Firewalld is a firewall management tool for Linux systems that uses dynamic firewall rules. To enable logging for denied packets in Firewalld, you will need to make some changes to the Firewalld configuration.
First, you need to set the log level to “debug” or “info”. You can do this by running the following command:
sudo firewall-cmd --set-log-level=debug
Then, you need to configure the firewall to log denied packets. You can do this by running the following command:
sudo firewall-cmd --add-rich-rule='rule family="ipv4" log prefix="FIREWALL: " level="info" accept'
This will create a rich rule that will log all the denied packets with the prefix “FIREWALL: ” and level info.

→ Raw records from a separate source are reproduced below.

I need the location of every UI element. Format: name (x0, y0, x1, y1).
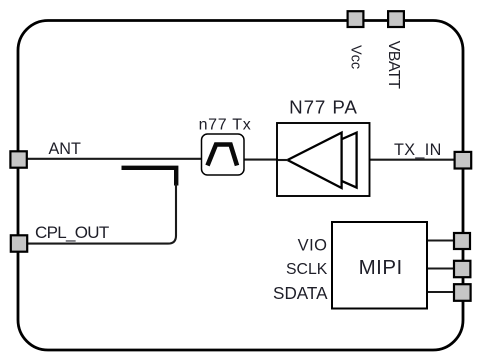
pin MIPI VIO (454, 233, 470, 249)
pin TX_IN (455, 152, 472, 169)
label Vcc (348, 45, 364, 69)
label TX_IN (394, 141, 442, 159)
label VBATT (385, 41, 402, 90)
wire MIPI VIO to pin (427, 240, 454, 242)
wire MIPI SDATA to pin (427, 291, 454, 293)
svg-text:SCLK: SCLK (286, 261, 328, 278)
pin label SDATA (273, 284, 328, 303)
svg-text:TX_IN: TX_IN (394, 141, 442, 159)
wire PA to TX_IN pin (369, 159, 454, 161)
pin ANT (10, 151, 26, 167)
pin CPL_OUT (11, 235, 27, 251)
wire MIPI SCLK to pin (427, 268, 454, 270)
label N77 PA (289, 97, 358, 118)
pin MIPI SDATA (454, 284, 471, 301)
amplifier PA box (277, 123, 370, 196)
wire PA internal input (278, 159, 288, 161)
label n77 Tx (199, 117, 252, 134)
pin VBATT (388, 11, 404, 27)
pin MIPI SCLK (454, 261, 470, 277)
svg-text:CPL_OUT: CPL_OUT (35, 223, 109, 242)
block MIPI (332, 222, 427, 309)
wire ANT to filter (27, 158, 202, 160)
pin label SCLK (286, 261, 328, 278)
filter FL1 n77 Tx (bandpass) (202, 134, 245, 175)
label MIPI (359, 256, 403, 279)
svg-text:SDATA: SDATA (273, 284, 328, 303)
svg-text:MIPI: MIPI (359, 256, 403, 279)
wire filter to PA (243, 159, 278, 161)
coupler coupled-line (thick) (122, 168, 177, 186)
svg-text:Vcc: Vcc (348, 45, 364, 69)
svg-text:VBATT: VBATT (385, 41, 402, 90)
amplifier second stage triangle (295, 133, 357, 188)
pin label VIO (298, 236, 328, 254)
svg-text:VIO: VIO (298, 236, 328, 254)
amplifier first stage triangle (288, 133, 342, 188)
label CPL_OUT (35, 223, 109, 242)
wire coupler to CPL_OUT pin (28, 184, 176, 244)
label ANT (49, 140, 81, 158)
svg-text:n77 Tx: n77 Tx (199, 117, 252, 134)
svg-text:N77 PA: N77 PA (289, 97, 358, 118)
pin Vcc (348, 11, 364, 27)
svg-text:ANT: ANT (49, 140, 81, 158)
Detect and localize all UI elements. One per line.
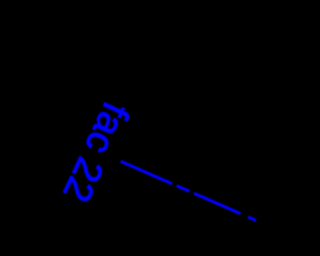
blue dash-dot boundary line bbox=[121, 161, 260, 222]
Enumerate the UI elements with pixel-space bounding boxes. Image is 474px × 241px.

You can also add the rule to the specific zone, for example, if you want to add the rule to the public zone use the following command:
sudo firewall-cmd --zone=public --add-rich-rule='rule family="ipv4" log prefix="FIREWALL: " level="info" accept'
You should now see Firewalld logging denied packets in your system logs. You can check the logs by running the following command:
sudo journalctl -fu firewalld
Note that, if you make any changes to the firewalld configuration, you’ll need to run the --reload option to apply the changes.
sudo firewall-cmd --reload
It’s important to note that enabling logging for denied packets can generate a large amount of log data, so you should be sure to monitor your log files and rotate them as needed to avoid filling up your storage.